The project will target the following research objectives: (1) explore the construction of scholarly knowledge graphs that combine evidence from multiple resources in an open information extraction framework; (2) design and develop novel algorithms for the detection and analysis of interesting and previously unknown connections between concepts, in order to enforce knowledge discovery on the Scholarly Web; and (3) investigate the utility of scholarly knowledge graphs in a question answering system. The results of this research will be integrated into the CiteSeerX digital library. The software, tools, and benchmark datasets, which will be developed during the course of this project will be made publicly available. All findings will be shared to the research community through publications in academic journals and presented in Information Retrieval, Text Mining and Natural Language Processing conferences. For further information, see the project web page: http://people.cs.ksu.edu/~ccaragea/skg.html.

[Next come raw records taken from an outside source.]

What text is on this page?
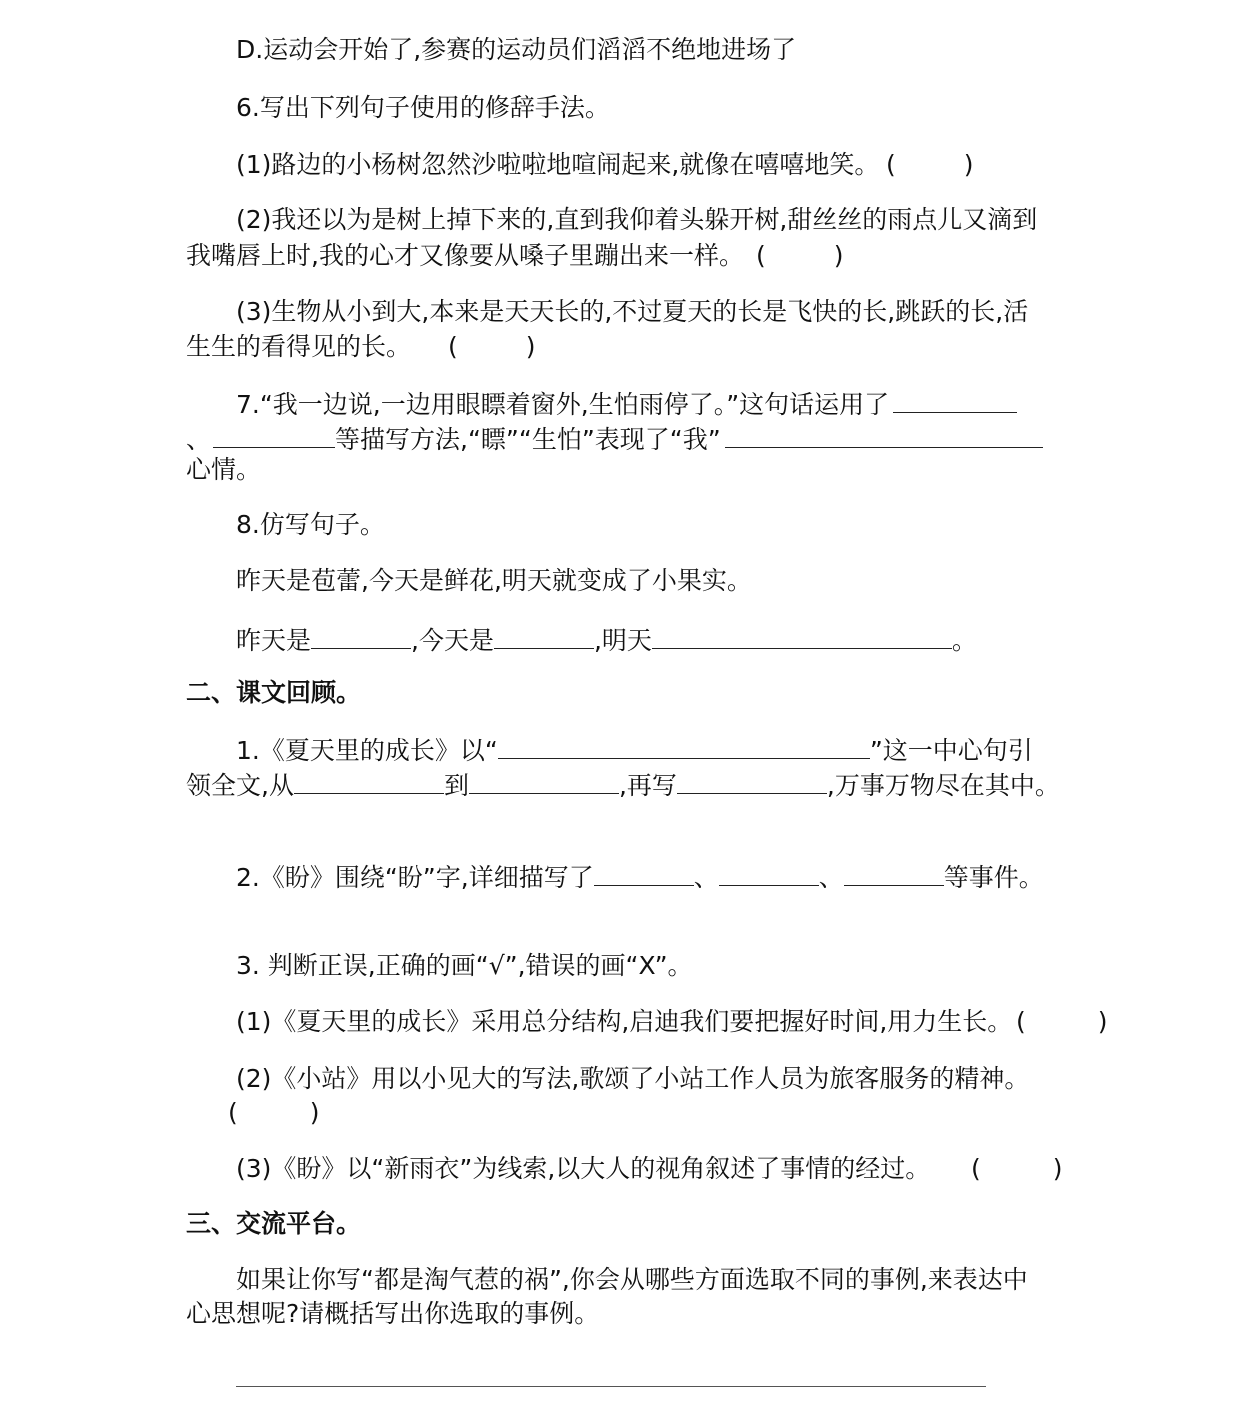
D.运动会开始了,参赛的运动员们滔滔不绝地进场了
6.写出下列句子使用的修辞手法。
(1)路边的小杨树忽然沙啦啦地喧闹起来,就像在嘻嘻地笑。 (	)
(2)我还以为是树上掉下来的,直到我仰着头躲开树,甜丝丝的雨点儿又滴到
我嘴唇上时,我的心才又像要从嗓子里蹦出来一样。 (	)
(3)生物从小到大,本来是天天长的,不过夏天的长是飞快的长,跳跃的长,活
生生的看得见的长。 (	)
7.“我一边说,一边用眼瞟着窗外,生怕雨停了。”这句话运用了
、	等描写方法,“瞟”“生怕”表现了“我”
心情。
8.仿写句子。
昨天是苞蕾,今天是鲜花,明天就变成了小果实。
昨天是	,今天是	,明天	。
二、课文回顾。
1.《夏天里的成长》以“	”这一中心句引
领全文,从	到	,再写	,万事万物尽在其中。
2.《盼》围绕“盼”字,详细描写了	、	、	等事件。
3. 判断正误,正确的画“√”,错误的画“X”。
(1)《夏天里的成长》采用总分结构,启迪我们要把握好时间,用力生长。 (	)
(2)《小站》用以小见大的写法,歌颂了小站工作人员为旅客服务的精神。
(	)
(3)《盼》以“新雨衣”为线索,以大人的视角叙述了事情的经过。 (	)
三、交流平台。
如果让你写“都是淘气惹的祸”,你会从哪些方面选取不同的事例,来表达中
心思想呢?请概括写出你选取的事例。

Selected Publications related to Scientific Data Analysis
Corina Florescu and Cornelia Caragea. "A Position-Biased PageRank Algorithm for Keyphrase Extraction." In: Proceedings of the 31st American Association for Artificial Intelligence (AAAI 2017), Student Abstract and Poster Program (SA-17), San Francisco, California, USA, 2017. [pdf] [poster]
Corina Florescu and Cornelia Caragea. "A New Scheme for Scoring Phrases in Unsupervised Keyphrase Extraction." In: Proceedings of the 39th European Conference on Information Retrieval (ECIR 2017), Aberdeen, Scotland, UK, 2017. [pdf]
Cornelia Caragea. "Identifying Descriptive Keyphrases from Scholarly Big Data." In: The Workshop “Artificial Intelligence for Data Science,” Co-located with the Neural Information Processing Systems Conference (AI4DataSci 2016), Barcelona, Spain, 2016. [pdf]
Corina Florescu and Cornelia Caragea. "An Unsupervised Algorithm for Keyphrase Extraction." In: The Workshop for Women in Machine Learning, Co-located with the Neural Information Processing Systems Conference (WiML 2016), Barcelona, Spain, 2016. [pdf]
Lucas Sterckx, Cornelia Caragea, Thomas Demeester, and Chris Develder. "Supervised Keyphrase Extraction as Positive Unlabeled Learning." In: Proceedings of the Conference on Empirical Methods in Natural Language Processing (EMNLP 2016), Austin, Texas, USA, 2016. [pdf]
Cornelia Caragea, Jian Wu, Sujatha Das Gollapalli, and C. Lee Giles. "Document Type Classification in Online Digital Libraries." In: Proceedings of the Twenty-Eighth Annual Conference on Innovative Applications of Artificial Intelligence (IAAI 2016), Phoenix, AZ, USA, 2016. [pdf] [slides]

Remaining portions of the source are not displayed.